Much of the fault, he thinks, arises from the homogeneity of the journalistic milieu. Fifty years ago, a good many newspapermen and -women came from working-class backgrounds. Now, most political journalists have gone to “expensive colleges,” and “literature degrees are common among our kind (I have one).” Telling stories is what these people do, and their lack of political knowledge is atoned for by their shared possession of an attitude. This imparts an unruffled confidence to their judgments and assures their lack of curiosity about stories or angles that others of their group have identified as pointless. “They are on social media day and night,” Taibbi says, and the people they talk to are each other. “They share everything, from pictures of their cats to takes on the North Korean nuclear crisis.”

There is another kind of sharing that Taibbi neglects to mention. They live-tweet speeches and other political events—a practice that itself presents an obstacle to the freedom of thought they espouse. Even if the reactions are different in detail, a certain conformity follows from their having seen each other’s fast takes on social media before a political event is over. The stories may not line up all on one side, but they cluster around reactions to the same details. Focus on this instead of that becomes a necessary part of the takeaway. Diversity of opinion is further constrained by the overlap of consulting experts across the media. Many reporters at the Post, the Times, The Wall Street Journal, and Politico put their views over a second or third time in regular appearances on CNN, MSNBC, PBS, and NPR. Where the reporting was overwrought and credulous to begin with, as it was with Russiagate, this involves a further arbitrary restriction on the range of legitimate opinion.

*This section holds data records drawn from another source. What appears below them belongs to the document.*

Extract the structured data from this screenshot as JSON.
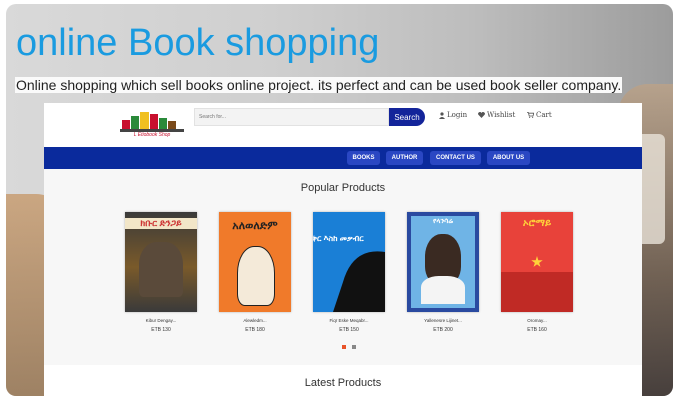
{
  "page": {
    "title": "online Book shopping",
    "subtitle": "Online shopping which sell books online project. its perfect and can be used book seller company."
  },
  "site": {
    "logo_text": "L Etiobook Shop",
    "search": {
      "placeholder": "Search for...",
      "button": "Search"
    },
    "links": {
      "login": "Login",
      "wishlist": "Wishlist",
      "cart": "Cart"
    },
    "nav": [
      "BOOKS",
      "AUTHOR",
      "CONTACT US",
      "ABOUT US"
    ],
    "popular_title": "Popular Products",
    "latest_title": "Latest Products",
    "products": [
      {
        "name": "Kibur Dengay...",
        "price": "ETB 130",
        "cover_text": "ክቡር ድንጋይ",
        "colors": [
          "#3a3a3a",
          "#7a5a2a",
          "#c33"
        ]
      },
      {
        "name": "Alewledm...",
        "price": "ETB 180",
        "cover_text": "አለወለድም",
        "colors": [
          "#f07a2a",
          "#e8832f",
          "#2b2b2b"
        ]
      },
      {
        "name": "Fiqr Eske Meqabr...",
        "price": "ETB 150",
        "cover_text": "ፍቅር እስከ መቃብር",
        "colors": [
          "#1a7fd6",
          "#111111",
          "#ffffff"
        ]
      },
      {
        "name": "Yallenesre Lijinet...",
        "price": "ETB 200",
        "cover_text": "የላንሳሬ",
        "colors": [
          "#6fb4e6",
          "#2a4aa0",
          "#ffffff"
        ]
      },
      {
        "name": "Oromay...",
        "price": "ETB 160",
        "cover_text": "ኦሮማይ",
        "colors": [
          "#e8423a",
          "#c02a25",
          "#ffd23a"
        ]
      }
    ]
  }
}
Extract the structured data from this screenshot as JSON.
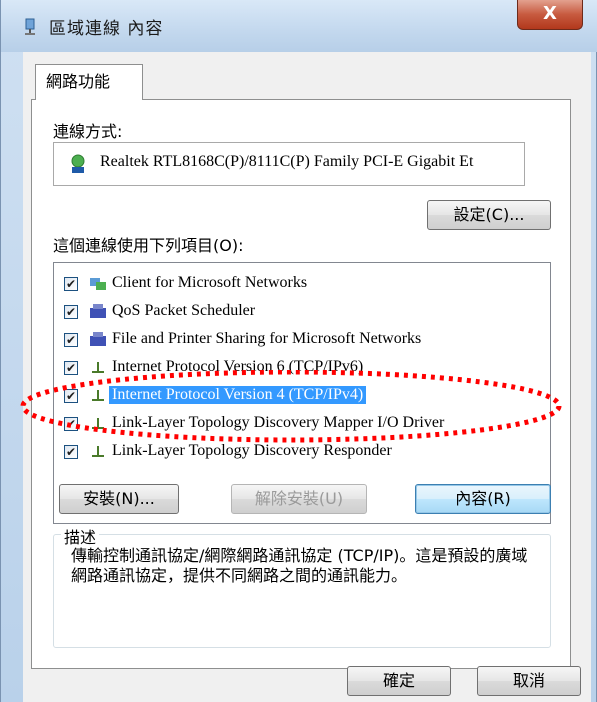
{
  "window": {
    "title": "區域連線 內容",
    "close_label": "X"
  },
  "tab": {
    "label": "網路功能"
  },
  "connect_using": {
    "label": "連線方式:",
    "adapter_name": "Realtek RTL8168C(P)/8111C(P) Family PCI-E Gigabit Et",
    "configure_button": "設定(C)..."
  },
  "items_section": {
    "label": "這個連線使用下列項目(O):",
    "items": [
      {
        "label": "Client for Microsoft Networks",
        "checked": "✔",
        "icon": "network-client-icon"
      },
      {
        "label": "QoS Packet Scheduler",
        "checked": "✔",
        "icon": "service-icon"
      },
      {
        "label": "File and Printer Sharing for Microsoft Networks",
        "checked": "✔",
        "icon": "service-icon"
      },
      {
        "label": "Internet Protocol Version 6 (TCP/IPv6)",
        "checked": "✔",
        "icon": "protocol-icon"
      },
      {
        "label": "Internet Protocol Version 4 (TCP/IPv4)",
        "checked": "✔",
        "icon": "protocol-icon",
        "selected": true
      },
      {
        "label": "Link-Layer Topology Discovery Mapper I/O Driver",
        "checked": "✔",
        "icon": "protocol-icon"
      },
      {
        "label": "Link-Layer Topology Discovery Responder",
        "checked": "✔",
        "icon": "protocol-icon"
      }
    ]
  },
  "buttons": {
    "install": "安裝(N)...",
    "uninstall": "解除安裝(U)",
    "properties": "內容(R)",
    "ok": "確定",
    "cancel": "取消"
  },
  "description": {
    "legend": "描述",
    "text": "傳輸控制通訊協定/網際網路通訊協定 (TCP/IP)。這是預設的廣域網路通訊協定，提供不同網路之間的通訊能力。"
  },
  "colors": {
    "highlight": "#3399ff",
    "annotation": "#ff0000"
  }
}
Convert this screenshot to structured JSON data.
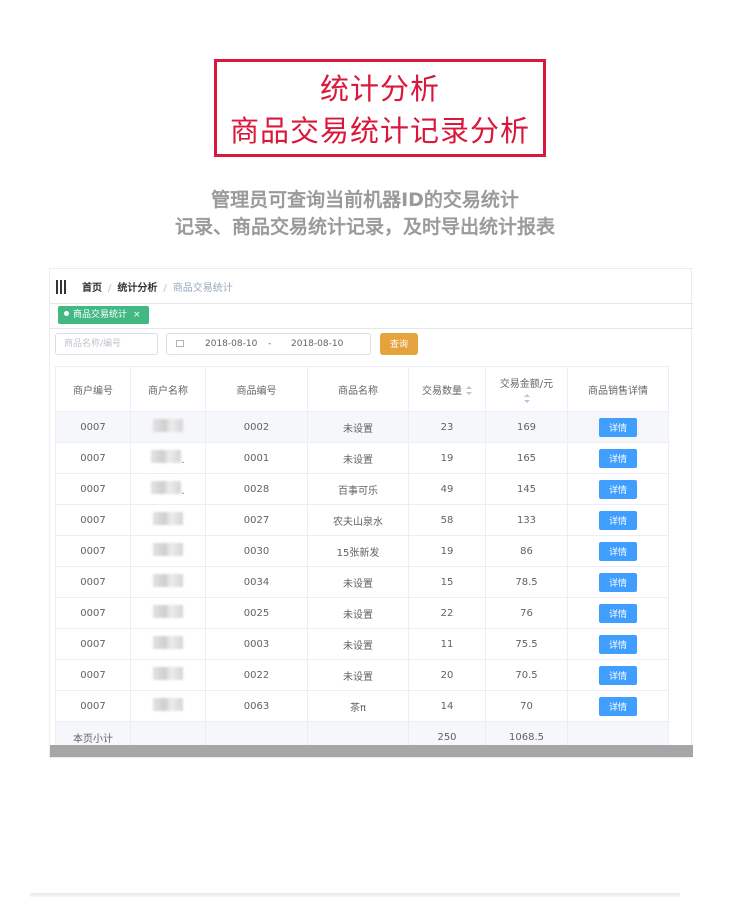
{
  "title": {
    "line1": "统计分析",
    "line2": "商品交易统计记录分析"
  },
  "description": {
    "line1": "管理员可查询当前机器ID的交易统计",
    "line2": "记录、商品交易统计记录，及时导出统计报表"
  },
  "breadcrumb": {
    "home": "首页",
    "section": "统计分析",
    "current": "商品交易统计",
    "separator": "/"
  },
  "tab": {
    "label": "商品交易统计",
    "close": "×"
  },
  "filters": {
    "search_placeholder": "商品名称/编号",
    "date_start": "2018-08-10",
    "date_separator": "-",
    "date_end": "2018-08-10",
    "query_label": "查询"
  },
  "table": {
    "headers": [
      "商户编号",
      "商户名称",
      "商品编号",
      "商品名称",
      "交易数量",
      "交易金额/元",
      "商品销售详情"
    ],
    "rows": [
      {
        "merchant_no": "0007",
        "merchant_name": "",
        "product_no": "0002",
        "product_name": "未设置",
        "qty": "23",
        "amount": "169",
        "detail": "详情"
      },
      {
        "merchant_no": "0007",
        "merchant_name": ".",
        "product_no": "0001",
        "product_name": "未设置",
        "qty": "19",
        "amount": "165",
        "detail": "详情"
      },
      {
        "merchant_no": "0007",
        "merchant_name": ".",
        "product_no": "0028",
        "product_name": "百事可乐",
        "qty": "49",
        "amount": "145",
        "detail": "详情"
      },
      {
        "merchant_no": "0007",
        "merchant_name": "",
        "product_no": "0027",
        "product_name": "农夫山泉水",
        "qty": "58",
        "amount": "133",
        "detail": "详情"
      },
      {
        "merchant_no": "0007",
        "merchant_name": "",
        "product_no": "0030",
        "product_name": "15张新发",
        "qty": "19",
        "amount": "86",
        "detail": "详情"
      },
      {
        "merchant_no": "0007",
        "merchant_name": "",
        "product_no": "0034",
        "product_name": "未设置",
        "qty": "15",
        "amount": "78.5",
        "detail": "详情"
      },
      {
        "merchant_no": "0007",
        "merchant_name": "",
        "product_no": "0025",
        "product_name": "未设置",
        "qty": "22",
        "amount": "76",
        "detail": "详情"
      },
      {
        "merchant_no": "0007",
        "merchant_name": "",
        "product_no": "0003",
        "product_name": "未设置",
        "qty": "11",
        "amount": "75.5",
        "detail": "详情"
      },
      {
        "merchant_no": "0007",
        "merchant_name": "",
        "product_no": "0022",
        "product_name": "未设置",
        "qty": "20",
        "amount": "70.5",
        "detail": "详情"
      },
      {
        "merchant_no": "0007",
        "merchant_name": "",
        "product_no": "0063",
        "product_name": "茶π",
        "qty": "14",
        "amount": "70",
        "detail": "详情"
      }
    ],
    "total": {
      "label": "本页小计",
      "qty": "250",
      "amount": "1068.5"
    }
  },
  "colors": {
    "title_red": "#d9183b",
    "tag_green": "#42b983",
    "query_orange": "#e6a23c",
    "detail_blue": "#409eff"
  }
}
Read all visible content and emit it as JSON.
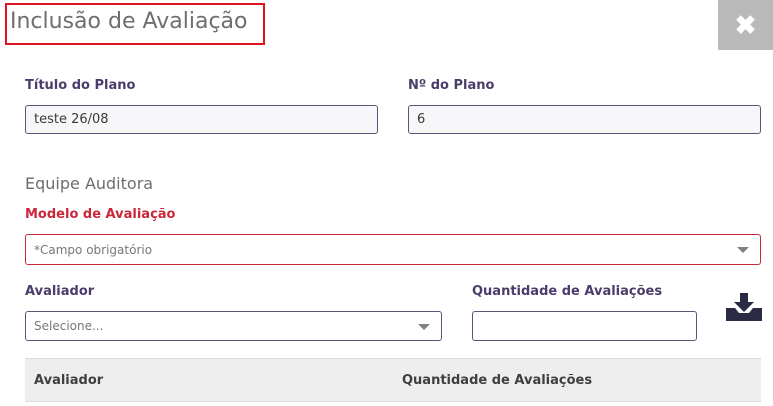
{
  "dialog": {
    "title": "Inclusão de Avaliação",
    "close_icon": "close-x-icon"
  },
  "fields": {
    "plan_title": {
      "label": "Título do Plano",
      "value": "teste 26/08"
    },
    "plan_number": {
      "label": "Nº do Plano",
      "value": "6"
    }
  },
  "section": {
    "title": "Equipe Auditora"
  },
  "model": {
    "label": "Modelo de Avaliação",
    "placeholder": "*Campo obrigatório"
  },
  "evaluator": {
    "label": "Avaliador",
    "placeholder": "Selecione..."
  },
  "quantity": {
    "label": "Quantidade de Avaliações",
    "value": ""
  },
  "add_icon": "download-tray-icon",
  "table": {
    "columns": [
      "Avaliador",
      "Quantidade de Avaliações"
    ]
  },
  "colors": {
    "label": "#4a3c6b",
    "required": "#c8283a",
    "highlight_border": "#e0141e",
    "close_bg": "#b9b9b9",
    "icon": "#2a2a45"
  }
}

The cover of Hate Inc. presents a face-off between two familiar media faces, Sean Hannity and Rachel Maddow, both wearing a clenched expression that yields an unexpected resemblance. Hannity and Maddow’s common pursuit, Taibbi says, is to get their rival audiences “literally addicted to hating each other.” He thinks The Daily Show with Jon Stewart was an exception because it ridiculed both parties, but a different judgment is possible there. Comedy news lightens your responsibility for the criminal actions it giggles at. With its assurance that civic courage is chiefly a matter of having the right opinions, it softens your resolve to act against the wrongs it complains of. In the Cheney-Bush and Obama years, the liberal laughter industry suggested that life was too good for politics.

An incidental difference on a minor point affords a clue to the distinct temperaments that created Audience of One and Hate Inc. Taibbi takes the phenomenon of Ross Perot seriously—a point he underlined in a recent column—whereas Poniewozik laughs him off (“more Timex than Rolex”). In 1992 Perot got 19 percent of the vote in a presidential election, and Taibbi believes, with considerable justification, that his wealth and simple solutions foreshadowed the rise of Trump. Sentence for sentence, Poniewozik is the more politic of these journalist-historians, and if one has in mind the academic virtues of scope and proportion, his is the more coherent book. It is weakened by a certain complacency—a refusal to see that the strange and new is actually strange and new—which can muffle perception. By contrast, one comes to rely on Taibbi to point out the way, for example, the studio sets of TV news programs like Meet the Press now resemble the pre-game shows for NFL football.

He might have added the CNN countdown that precedes, by as much as forty-eight hours, a speech by a political celebrity. Or the officious request for a show of hands on this or that major issue by a slew of docile presidential hopefuls. The media today occupy the same world as politicians, and that is a problem. At any given moment, it may be a puzzle to decide who is calling the tune. In the hour-and-a-half speech in defiance of impeachment and Congress that Trump delivered on October 10 at the Minneapolis Target Center, he asked the cheering thousands on the scene to join him in a memory of Election Day 2016. It was, he said, “one of the greatest evenings in the history of this country,” but a few sentences earlier he had paid it a higher compliment: “One of the greatest nights in the history of television.”